Price refining operations; hits snag on east sites - The Price Club

Discount Store News, Jan 21, 1991

Price Refining Operations; Hits Snag on East Sites

SAN DIEGO -- The Price Club continues to refine its operations, considered the model for other membership warehouses, while also sustaining setbacks in a few endeavors.

Unlike other membership warehouses, the company also has labor contracts covering its stores in five states--California (29 stores), Maryland (five), New York (three), New Jersey (two), and Connecticut (one) and some are expiring next month. Price Club hasn't ever had a strike or lockout.

On the positive side, the Price Club has:

* Launched a Special Events program, featuring expanded lines of merchandise and special items. The first such program was held in conjunction with the opening of Price Club's first two stores in Colorado in the Denver suburbs of Aurora and Westminster. These featured diamonds, fine jewelry, pianos and organs. * Revised its delivery service for its four San Diego area stores, Chula Vista, Santee, San Diego (Morena Boulevard) and Southeast San Diego. Delivery charges have been lowered for the office products, cleaning supplies and food-service goods covered by the program, with no charge on orders of $300 and over and a $15 fee for orders under $300. * Expanded Price Club Industries, the diversified operation that provides a variety of specialized services to hold down members' costs. PCI's aegis includes central photo processing, one-hour developing in many stores, a central optical laboratory, optical services in most clubs, a ground meat packaging plant and packaging of some food items.

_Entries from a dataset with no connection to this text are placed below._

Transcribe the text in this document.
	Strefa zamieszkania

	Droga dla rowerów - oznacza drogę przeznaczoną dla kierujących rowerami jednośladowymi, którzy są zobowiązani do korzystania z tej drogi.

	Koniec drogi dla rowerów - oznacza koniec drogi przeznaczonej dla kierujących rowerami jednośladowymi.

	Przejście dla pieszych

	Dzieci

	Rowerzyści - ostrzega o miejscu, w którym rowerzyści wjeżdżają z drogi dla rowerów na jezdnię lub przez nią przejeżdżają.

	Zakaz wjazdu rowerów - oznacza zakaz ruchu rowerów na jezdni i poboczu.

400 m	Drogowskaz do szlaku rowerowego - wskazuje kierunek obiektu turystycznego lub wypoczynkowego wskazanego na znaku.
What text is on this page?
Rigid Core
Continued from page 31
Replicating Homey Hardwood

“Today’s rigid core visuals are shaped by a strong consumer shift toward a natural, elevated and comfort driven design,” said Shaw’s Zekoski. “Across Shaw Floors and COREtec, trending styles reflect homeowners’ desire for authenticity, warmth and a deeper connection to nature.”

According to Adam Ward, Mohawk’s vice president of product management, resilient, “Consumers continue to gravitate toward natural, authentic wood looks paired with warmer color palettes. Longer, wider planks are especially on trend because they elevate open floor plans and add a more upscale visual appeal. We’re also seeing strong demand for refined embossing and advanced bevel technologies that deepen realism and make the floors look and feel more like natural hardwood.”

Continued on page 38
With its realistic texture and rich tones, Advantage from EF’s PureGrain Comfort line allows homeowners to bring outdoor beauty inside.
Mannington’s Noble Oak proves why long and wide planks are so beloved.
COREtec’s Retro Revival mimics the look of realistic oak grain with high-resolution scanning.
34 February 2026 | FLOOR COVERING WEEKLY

The two main setbacks were:

* Shutting the two free-standing Price Club Furnishing home and office furniture stores. While the units in San Juan Capistrano and Santee, Calif., had greater than anticipated losses, merchandising and display insights garnered from the stores were incorporated in a test 1,750-square-foot home furnishing section in its Fountain Valley, Calif., club. Aspects of that program are being integrated into other units. * Failing to purchase the sites for the previously announced clubs planned for Rockland County, New York and Philadelphia. The units were part of Price Club's drive to expand its presence in the Northeast that is now limited to the total of six clubs in New York, New Jersey and Connecticut.

The company plans to step up its expansion program to keep pace with other membership warehouses, with the focus on new stores in "the Western states and along the Eastern seaboard," according to Price Club's 10-K filing.

But the company may have missed out on the other growth mode noted in the report, "expand[ing] to regions where it doesn't presently have warehouses, either directly or through acquisitions, organization of majority-owned subsidiaries, joint ventures, or otherwise."

The industry's two major acquisitions last year were by rivals, Sam's Wholesale Club, which garnered the Wholesale Club, and Pace Membership Warehouse, which purchased Price Savers.

The only remaining major wholesale club that could be acquired is BJ's Wholesale Club, now part of Waban Inc. Price Club had held acquisition discussion when the now-defunct Zayre Corp. owned BJ's. BJ's is currently the dominant club in the Northeast with 22 stores in the region.

As for Price Club's union contracts with the International Brotherhood of Teamsters, the agreement covering the East Coast stores expires Feb. 14; the one for California, Feb. 7, 1992. The company termed its labor relations "excellent" in its 10-K filing.